To regulate traffic in and out, provide a safe place to transfer prisoners and for secure underground parking for judges, the Miami Federal Courthouse installed hydraulic barricade systems. According to Dickinson, each 10-foot wide barricade is a moving ramp, surface mounted, and which rises to 18 inches when activated. In normal operation, these barricades stay up and are lowered only to allow passage of authorized vehicles. The speed at which the barrier deploys can be fully adjusted to the security site and facility requirements. Security personnel at the Miami Federal Courthouse can have different speeds on different barriers and change the speeds as security warrants.
To ensure the units will not rise if a car is on or in the way of the barrier, the courthouse barriers use loop detectors. They hold the barrier open until the last part of the vehicle has passed the closing loop, located beyond the unit. Then they give a pulse on departure, instructing the barrier to rise.
No doubt, barriers make for inconvenience, and that’s a good security thing. However, in some applications, convenience can also bring a level of security, too.
RFID, for instance, can identify vehicles and allow them into a parking garage or lot, sometimes without the vehicle slowing down too much.
That’s the aim of a partnership between Chicago-based LEGIC Identsystems, a supplier of secure, contactless smart card technologies, and Nedap AVI, a specialist in long range vehicle identification.

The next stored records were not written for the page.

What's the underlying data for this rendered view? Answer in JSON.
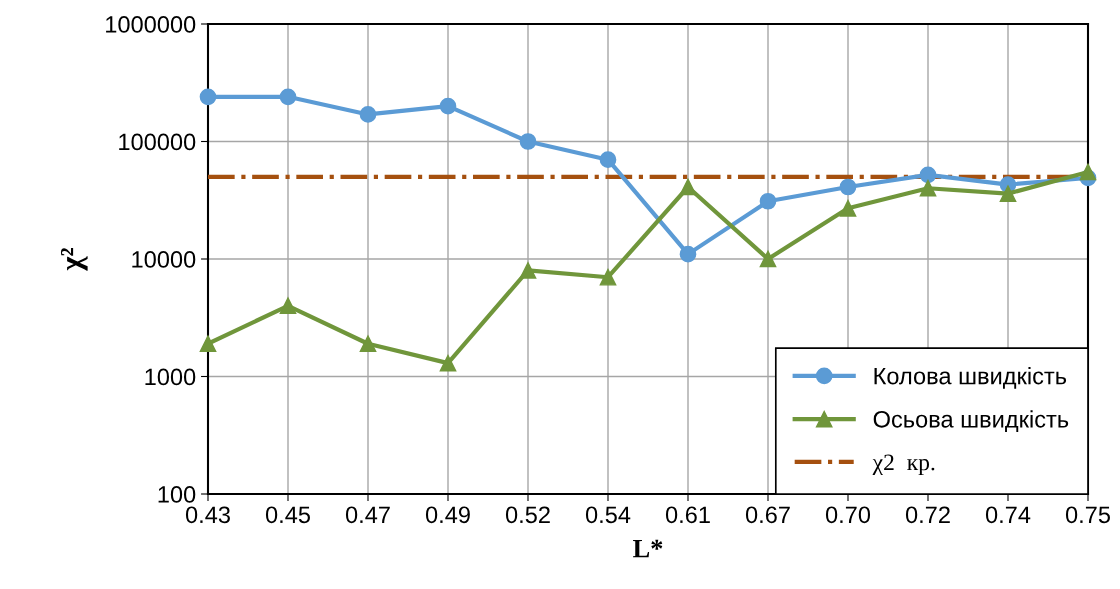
{
  "chart_data": {
    "type": "line",
    "xlabel": "L*",
    "ylabel": "χ²",
    "log": "y",
    "categories": [
      "0.43",
      "0.45",
      "0.47",
      "0.49",
      "0.52",
      "0.54",
      "0.61",
      "0.67",
      "0.70",
      "0.72",
      "0.74",
      "0.75"
    ],
    "series": [
      {
        "name": "Колова швидкість",
        "color": "#5b9bd5",
        "marker": "circle",
        "values": [
          240000,
          240000,
          170000,
          200000,
          100000,
          70000,
          11000,
          31000,
          41000,
          52000,
          43000,
          49000
        ]
      },
      {
        "name": "Осьова швидкість",
        "color": "#70963b",
        "marker": "triangle",
        "values": [
          1900,
          4000,
          1900,
          1300,
          8000,
          7000,
          41000,
          10000,
          27000,
          40000,
          36000,
          55000
        ]
      }
    ],
    "ref_lines": [
      {
        "axis": "y",
        "value": 50000,
        "label": "χ2  кр.",
        "color": "#a5500f",
        "line_style": "dashdot"
      }
    ],
    "ylim": [
      100,
      1000000
    ],
    "yticks": [
      100,
      1000,
      10000,
      100000,
      1000000
    ],
    "grid": true,
    "legend": "bottom right"
  }
}
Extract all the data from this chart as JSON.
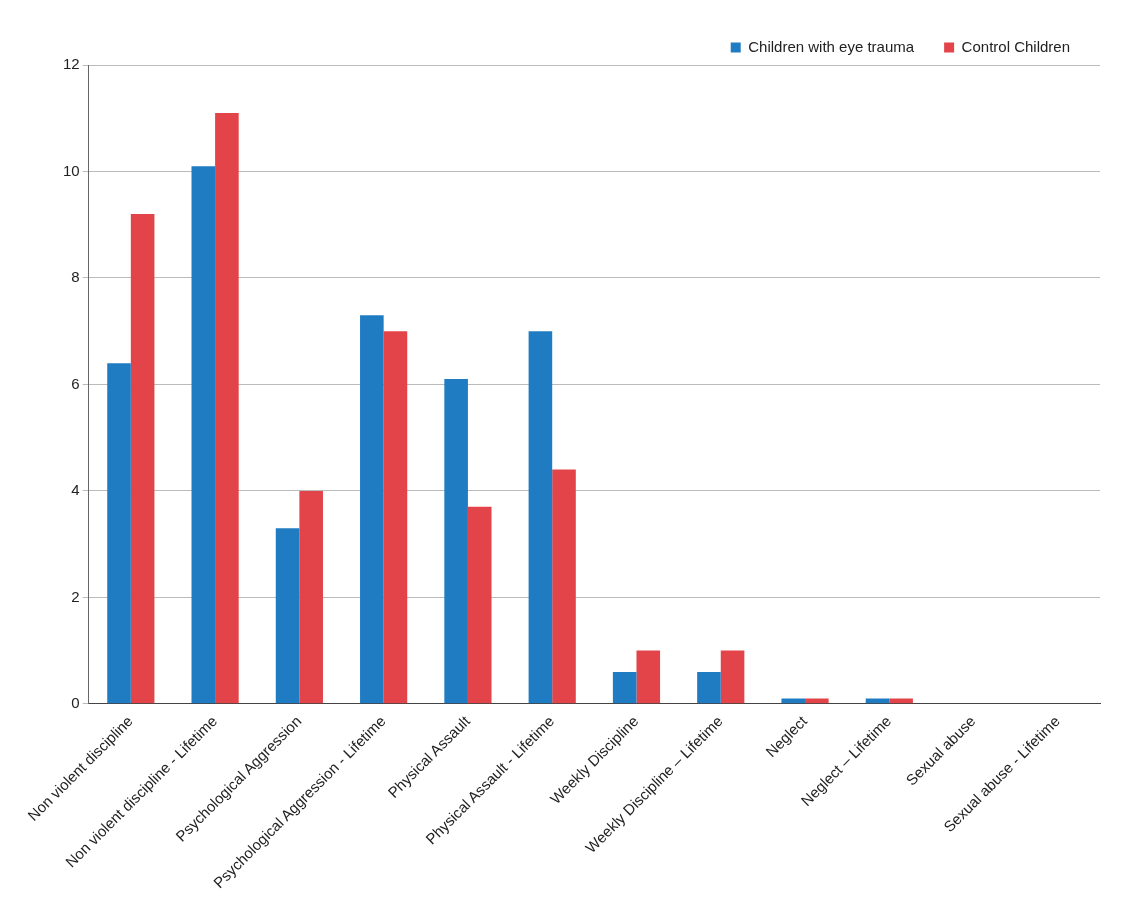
{
  "chart_data": {
    "type": "bar",
    "categories": [
      "Non violent discipline",
      "Non violent discipline - Lifetime",
      "Psychological Aggression",
      "Psychological Aggression - Lifetime",
      "Physical Assault",
      "Physical Assault - Lifetime",
      "Weekly Discipline",
      "Weekly Discipline – Lifetime",
      "Neglect",
      "Neglect – Lifetime",
      "Sexual abuse",
      "Sexual abuse - Lifetime"
    ],
    "series": [
      {
        "name": "Children with eye trauma",
        "color": "#1f7cc2",
        "values": [
          6.4,
          10.1,
          3.3,
          7.3,
          6.1,
          7.0,
          0.6,
          0.6,
          0.1,
          0.1,
          0,
          0
        ]
      },
      {
        "name": "Control Children",
        "color": "#e2444a",
        "values": [
          9.2,
          11.1,
          4.0,
          7.0,
          3.7,
          4.4,
          1.0,
          1.0,
          0.1,
          0.1,
          0,
          0
        ]
      }
    ],
    "ylim": [
      0,
      12
    ],
    "yticks": [
      0,
      2,
      4,
      6,
      8,
      10,
      12
    ],
    "grid": "y",
    "legend": "top right"
  }
}
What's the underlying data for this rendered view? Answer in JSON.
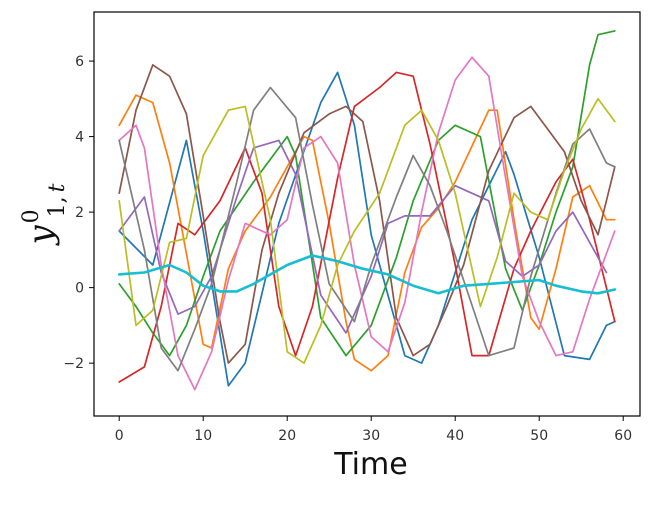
{
  "chart_data": {
    "type": "line",
    "title": "",
    "xlabel": "Time",
    "ylabel": {
      "main": "y",
      "sup": "0",
      "sub_a": "1,",
      "sub_b": "t"
    },
    "xlim": [
      -3,
      62
    ],
    "ylim": [
      -3.4,
      7.3
    ],
    "xticks": [
      0,
      10,
      20,
      30,
      40,
      50,
      60
    ],
    "yticks": [
      -2,
      0,
      2,
      4,
      6
    ],
    "grid": false,
    "legend": "none",
    "series": [
      {
        "color": "#1f77b4",
        "points": [
          [
            0,
            1.5
          ],
          [
            4,
            0.6
          ],
          [
            8,
            3.9
          ],
          [
            10,
            1.5
          ],
          [
            13,
            -2.6
          ],
          [
            15,
            -2.0
          ],
          [
            19,
            1.7
          ],
          [
            24,
            4.9
          ],
          [
            26,
            5.7
          ],
          [
            28,
            4.3
          ],
          [
            30,
            1.4
          ],
          [
            34,
            -1.8
          ],
          [
            36,
            -2.0
          ],
          [
            38,
            -1.0
          ],
          [
            42,
            1.8
          ],
          [
            46,
            3.6
          ],
          [
            47,
            3.0
          ],
          [
            50,
            0.8
          ],
          [
            53,
            -1.8
          ],
          [
            56,
            -1.9
          ],
          [
            58,
            -1.0
          ],
          [
            59,
            -0.9
          ]
        ]
      },
      {
        "color": "#ff7f0e",
        "points": [
          [
            0,
            4.3
          ],
          [
            2,
            5.1
          ],
          [
            4,
            4.9
          ],
          [
            6,
            3.3
          ],
          [
            8,
            0.9
          ],
          [
            10,
            -1.5
          ],
          [
            11,
            -1.6
          ],
          [
            13,
            0.5
          ],
          [
            15,
            1.5
          ],
          [
            18,
            2.4
          ],
          [
            22,
            4.0
          ],
          [
            23,
            3.9
          ],
          [
            25,
            1.7
          ],
          [
            27,
            -0.9
          ],
          [
            28,
            -1.9
          ],
          [
            30,
            -2.2
          ],
          [
            32,
            -1.8
          ],
          [
            34,
            0.4
          ],
          [
            36,
            1.6
          ],
          [
            38,
            2.1
          ],
          [
            40,
            2.8
          ],
          [
            44,
            4.7
          ],
          [
            45,
            4.7
          ],
          [
            47,
            1.8
          ],
          [
            49,
            -0.8
          ],
          [
            50,
            -1.1
          ],
          [
            52,
            0.5
          ],
          [
            54,
            2.4
          ],
          [
            56,
            2.7
          ],
          [
            58,
            1.8
          ],
          [
            59,
            1.8
          ]
        ]
      },
      {
        "color": "#2ca02c",
        "points": [
          [
            0,
            0.1
          ],
          [
            2,
            -0.5
          ],
          [
            4,
            -1.2
          ],
          [
            6,
            -1.8
          ],
          [
            8,
            -1.0
          ],
          [
            10,
            0.3
          ],
          [
            12,
            1.5
          ],
          [
            16,
            2.8
          ],
          [
            20,
            4.0
          ],
          [
            21,
            3.5
          ],
          [
            24,
            -0.8
          ],
          [
            27,
            -1.8
          ],
          [
            30,
            -1.0
          ],
          [
            33,
            0.8
          ],
          [
            35,
            2.3
          ],
          [
            38,
            3.9
          ],
          [
            40,
            4.3
          ],
          [
            43,
            4.0
          ],
          [
            46,
            0.5
          ],
          [
            48,
            -0.6
          ],
          [
            50,
            0.6
          ],
          [
            52,
            2.0
          ],
          [
            54,
            3.2
          ],
          [
            56,
            5.9
          ],
          [
            57,
            6.7
          ],
          [
            59,
            6.8
          ]
        ]
      },
      {
        "color": "#d62728",
        "points": [
          [
            0,
            -2.5
          ],
          [
            3,
            -2.1
          ],
          [
            5,
            -0.5
          ],
          [
            7,
            1.7
          ],
          [
            9,
            1.4
          ],
          [
            12,
            2.3
          ],
          [
            15,
            3.7
          ],
          [
            17,
            2.5
          ],
          [
            19,
            -0.5
          ],
          [
            21,
            -1.8
          ],
          [
            23,
            -0.5
          ],
          [
            26,
            2.9
          ],
          [
            28,
            4.8
          ],
          [
            31,
            5.3
          ],
          [
            33,
            5.7
          ],
          [
            35,
            5.6
          ],
          [
            37,
            3.8
          ],
          [
            40,
            0.6
          ],
          [
            42,
            -1.8
          ],
          [
            44,
            -1.8
          ],
          [
            47,
            0.5
          ],
          [
            49,
            1.5
          ],
          [
            52,
            2.8
          ],
          [
            54,
            3.4
          ],
          [
            56,
            1.8
          ],
          [
            59,
            -0.9
          ]
        ]
      },
      {
        "color": "#9467bd",
        "points": [
          [
            0,
            1.5
          ],
          [
            3,
            2.4
          ],
          [
            5,
            0.4
          ],
          [
            7,
            -0.7
          ],
          [
            9,
            -0.5
          ],
          [
            11,
            0.3
          ],
          [
            14,
            2.4
          ],
          [
            16,
            3.7
          ],
          [
            19,
            3.9
          ],
          [
            21,
            3.0
          ],
          [
            24,
            -0.2
          ],
          [
            27,
            -1.2
          ],
          [
            30,
            0.3
          ],
          [
            32,
            1.7
          ],
          [
            34,
            1.9
          ],
          [
            37,
            1.9
          ],
          [
            40,
            2.7
          ],
          [
            44,
            2.3
          ],
          [
            46,
            0.7
          ],
          [
            48,
            0.3
          ],
          [
            50,
            0.6
          ],
          [
            52,
            1.5
          ],
          [
            54,
            2.0
          ],
          [
            56,
            1.2
          ],
          [
            58,
            0.4
          ]
        ]
      },
      {
        "color": "#8c564b",
        "points": [
          [
            0,
            2.5
          ],
          [
            2,
            4.7
          ],
          [
            4,
            5.9
          ],
          [
            6,
            5.6
          ],
          [
            8,
            4.6
          ],
          [
            10,
            1.9
          ],
          [
            12,
            -0.9
          ],
          [
            13,
            -2.0
          ],
          [
            15,
            -1.5
          ],
          [
            17,
            1.0
          ],
          [
            19,
            2.5
          ],
          [
            22,
            4.1
          ],
          [
            25,
            4.6
          ],
          [
            27,
            4.8
          ],
          [
            29,
            4.4
          ],
          [
            31,
            2.3
          ],
          [
            33,
            -0.8
          ],
          [
            35,
            -1.8
          ],
          [
            37,
            -1.5
          ],
          [
            39,
            -0.5
          ],
          [
            41,
            0.6
          ],
          [
            44,
            3.1
          ],
          [
            47,
            4.5
          ],
          [
            49,
            4.8
          ],
          [
            51,
            4.2
          ],
          [
            53,
            3.6
          ],
          [
            55,
            2.3
          ],
          [
            57,
            1.4
          ],
          [
            59,
            3.2
          ]
        ]
      },
      {
        "color": "#e377c2",
        "points": [
          [
            0,
            3.9
          ],
          [
            2,
            4.3
          ],
          [
            3,
            3.7
          ],
          [
            5,
            0.6
          ],
          [
            7,
            -1.8
          ],
          [
            9,
            -2.7
          ],
          [
            11,
            -1.7
          ],
          [
            13,
            0.2
          ],
          [
            15,
            1.7
          ],
          [
            18,
            1.4
          ],
          [
            20,
            1.8
          ],
          [
            22,
            3.7
          ],
          [
            24,
            4.0
          ],
          [
            26,
            3.3
          ],
          [
            28,
            0.6
          ],
          [
            30,
            -1.3
          ],
          [
            32,
            -1.7
          ],
          [
            34,
            -0.4
          ],
          [
            36,
            2.0
          ],
          [
            38,
            4.1
          ],
          [
            40,
            5.5
          ],
          [
            42,
            6.1
          ],
          [
            44,
            5.6
          ],
          [
            46,
            2.9
          ],
          [
            48,
            0.3
          ],
          [
            50,
            -0.9
          ],
          [
            52,
            -1.8
          ],
          [
            54,
            -1.7
          ],
          [
            56,
            -0.3
          ],
          [
            59,
            1.5
          ]
        ]
      },
      {
        "color": "#7f7f7f",
        "points": [
          [
            0,
            3.9
          ],
          [
            3,
            1.0
          ],
          [
            5,
            -1.6
          ],
          [
            7,
            -2.2
          ],
          [
            9,
            -1.1
          ],
          [
            11,
            0.1
          ],
          [
            14,
            2.8
          ],
          [
            16,
            4.7
          ],
          [
            18,
            5.3
          ],
          [
            21,
            4.5
          ],
          [
            23,
            2.2
          ],
          [
            25,
            0.1
          ],
          [
            28,
            -0.9
          ],
          [
            30,
            0.6
          ],
          [
            33,
            2.4
          ],
          [
            35,
            3.5
          ],
          [
            37,
            2.7
          ],
          [
            39,
            1.5
          ],
          [
            41,
            0.2
          ],
          [
            44,
            -1.8
          ],
          [
            47,
            -1.6
          ],
          [
            49,
            0.3
          ],
          [
            52,
            2.5
          ],
          [
            54,
            3.8
          ],
          [
            56,
            4.2
          ],
          [
            58,
            3.3
          ],
          [
            59,
            3.2
          ]
        ]
      },
      {
        "color": "#bcbd22",
        "points": [
          [
            0,
            2.3
          ],
          [
            2,
            -1.0
          ],
          [
            4,
            -0.6
          ],
          [
            6,
            1.2
          ],
          [
            8,
            1.3
          ],
          [
            10,
            3.5
          ],
          [
            13,
            4.7
          ],
          [
            15,
            4.8
          ],
          [
            18,
            1.8
          ],
          [
            20,
            -1.7
          ],
          [
            22,
            -2.0
          ],
          [
            24,
            -1.0
          ],
          [
            26,
            0.6
          ],
          [
            28,
            1.5
          ],
          [
            31,
            2.5
          ],
          [
            34,
            4.3
          ],
          [
            36,
            4.7
          ],
          [
            38,
            3.9
          ],
          [
            40,
            2.5
          ],
          [
            43,
            -0.5
          ],
          [
            45,
            0.8
          ],
          [
            47,
            2.5
          ],
          [
            49,
            2.0
          ],
          [
            51,
            1.8
          ],
          [
            53,
            3.1
          ],
          [
            55,
            4.2
          ],
          [
            57,
            5.0
          ],
          [
            59,
            4.4
          ]
        ]
      },
      {
        "color": "#17becf",
        "width": 2.6,
        "points": [
          [
            0,
            0.35
          ],
          [
            3,
            0.4
          ],
          [
            6,
            0.6
          ],
          [
            8,
            0.4
          ],
          [
            10,
            0.05
          ],
          [
            12,
            -0.1
          ],
          [
            14,
            -0.1
          ],
          [
            16,
            0.1
          ],
          [
            18,
            0.35
          ],
          [
            20,
            0.6
          ],
          [
            23,
            0.85
          ],
          [
            26,
            0.7
          ],
          [
            29,
            0.5
          ],
          [
            32,
            0.35
          ],
          [
            35,
            0.05
          ],
          [
            38,
            -0.15
          ],
          [
            41,
            0.05
          ],
          [
            44,
            0.1
          ],
          [
            47,
            0.15
          ],
          [
            50,
            0.2
          ],
          [
            52,
            0.05
          ],
          [
            55,
            -0.1
          ],
          [
            57,
            -0.15
          ],
          [
            59,
            -0.05
          ]
        ]
      }
    ]
  }
}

Late last year, they launched the LEGIC-powered Combi-Booster, an automatic, long-range vehicle identification (AVI) system.
An in-vehicle, mounted device simultaneously transmits and reads highly secure LEGIC smart card data in tandem with an embedded vehicle identification. It provides reliable identification of vehicles and drivers from as far as 33 feet at high speeds without the need for the vehicle to come to a stop. The system configures for hands-free vehicle access to parking facilities, gated and other highly secured areas.
Sidebar: Intelligent Security Systems
Intelligent vehicle systems are just around the corner. Such systems will check the velocity of an approaching vehicle, or set off an alarm if a car is coming down the wrong lane. Intelligent systems will protect innocent drivers who might be trapped between barricades and a speeding, approaching vehicle. Intelligent vehicle systems also will be able to tell if a vehicle is too large to enter a parking structure, potentially saving countless dollars on structural repairs. Whether building a new parking structure, or retrofitting an old one, there are myriad ways to protect people and property by using everything from common sense design to the latest technology.
One example of such new-age technology comes from Information Engineering Group (IEG) of Plattsburgh, N.Y. Its COPS-Secur-e-Park, for car park facilities, is a disk-based solution with vehicle classification for direct and fast retrieval of digital security video. A search engine facilitates the direct access to vehicles by license plate, partial plate, no plate, dimensions, date and time. Security can identify sanctioned vehicles and suspect vehicles, report anomalies, trigger alarms for direct action, build security dossiers for police investigation and, optionally, photograph the driver as a deterrent to auto theft.